Even among Republicans, opposition to same-sex marriage is increasingly tenuous, particularly along two axes. First, self-described tea-party Republicans oppose gay marriage 84/13, while Republicans who describe themselves as neutral toward or opposed to the Tea Party oppose gay marriage by smaller 62/34 and 52/47 splits, respectively. This is a more or less momentous split depending on how credible one finds evidence that tea-party membership is in sharp decline.
Second, and perhaps most critically, exit polling shows that 51 percent of Republicans under 30 support gay marriage in their state. If this datum alone holds, one might think, gay marriage is a fait accompli in the near to medium term. And indeed, the polls report just that feeling among the broader public: 83 percent of voters, supporters and opponents included, think that gay marriage will be legal nationally in the next five to ten years.

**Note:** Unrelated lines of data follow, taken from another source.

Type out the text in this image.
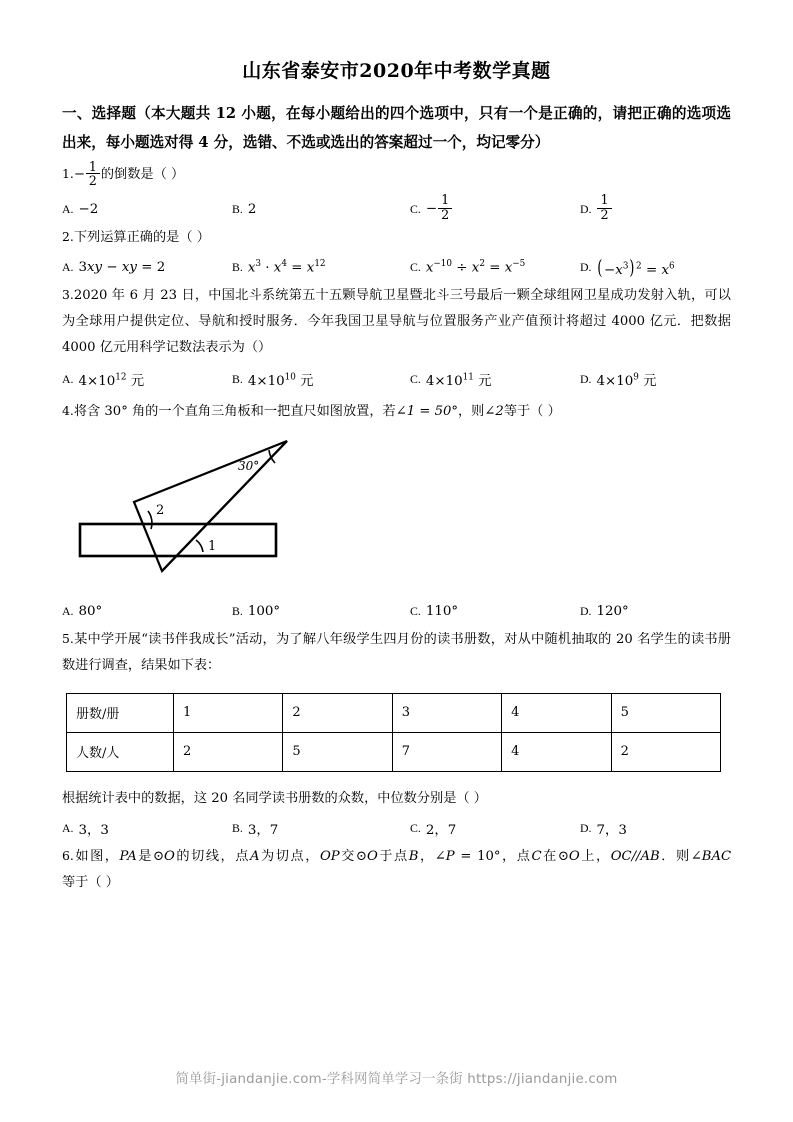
山东省泰安市2020年中考数学真题
一、选择题（本大题共 12 小题，在每小题给出的四个选项中，只有一个是正确的，请把正确的选项选出来，每小题选对得 4 分，选错、不选或选出的答案超过一个，均记零分）
$1.- \frac{1}{2}$ 的倒数是（ ）
A. −2	B. 2	C. − $\frac{1}{2}$	D. $\frac{1}{2}$
2.下列运算正确的是（ ）
A. 3xy − xy = 2	B. $x^3 \cdot x^4 = x^{12}$	C. $x^{-10} \div x^2 = x^{-5}$	D. $(-x^3)^2 = x^6$
3.2020 年 6 月 23 日，中国北斗系统第五十五颗导航卫星暨北斗三号最后一颗全球组网卫星成功发射入轨，可以为全球用户提供定位、导航和授时服务．今年我国卫星导航与位置服务产业产值预计将超过 4000 亿元．把数据 4000 亿元用科学记数法表示为（）
A. $4\times 10^{12}$ 元	B. $4\times 10^{10}$ 元	C. $4\times 10^{11}$ 元	D. $4\times 10^9$ 元
4.将含 30° 角的一个直角三角板和一把直尺如图放置，若∠1 = 50°，则∠2等于（ ）
30°
2
1
A. 80°	B. 100°	C. 110°	D. 120°
5.某中学开展“读书伴我成长”活动，为了解八年级学生四月份的读书册数，对从中随机抽取的 20 名学生的读书册数进行调查，结果如下表：
册数/册	1	2	3	4	5
人数/人	2	5	7	4	2
根据统计表中的数据，这 20 名同学读书册数的众数，中位数分别是（ ）
A. 3，3	B. 3，7	C. 2，7	D. 7，3
6.如图，PA是⊙O的切线，点A为切点，OP交⊙O于点B，∠P = 10°，点C在⊙O上，OC//AB．则∠BAC等于（ ）
简单街-jiandanjie.com-学科网简单学习一条街 https://jiandanjie.com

But is a Republican party that is broadly pro-gay-marriage an inevitability, and sooner than later? Here the data is perhaps less definitive than it looks on the surface. Consider the above datum, which shows that young Republicans support gay marriage in their state. This, of course, fails to capture a number of distinctions that most Republicans and conservatives consider important to the gay-marriage debate. Does support among young Republicans for “freedom to marry” in one’s state of residence imply support for federal intervention in the marriage question?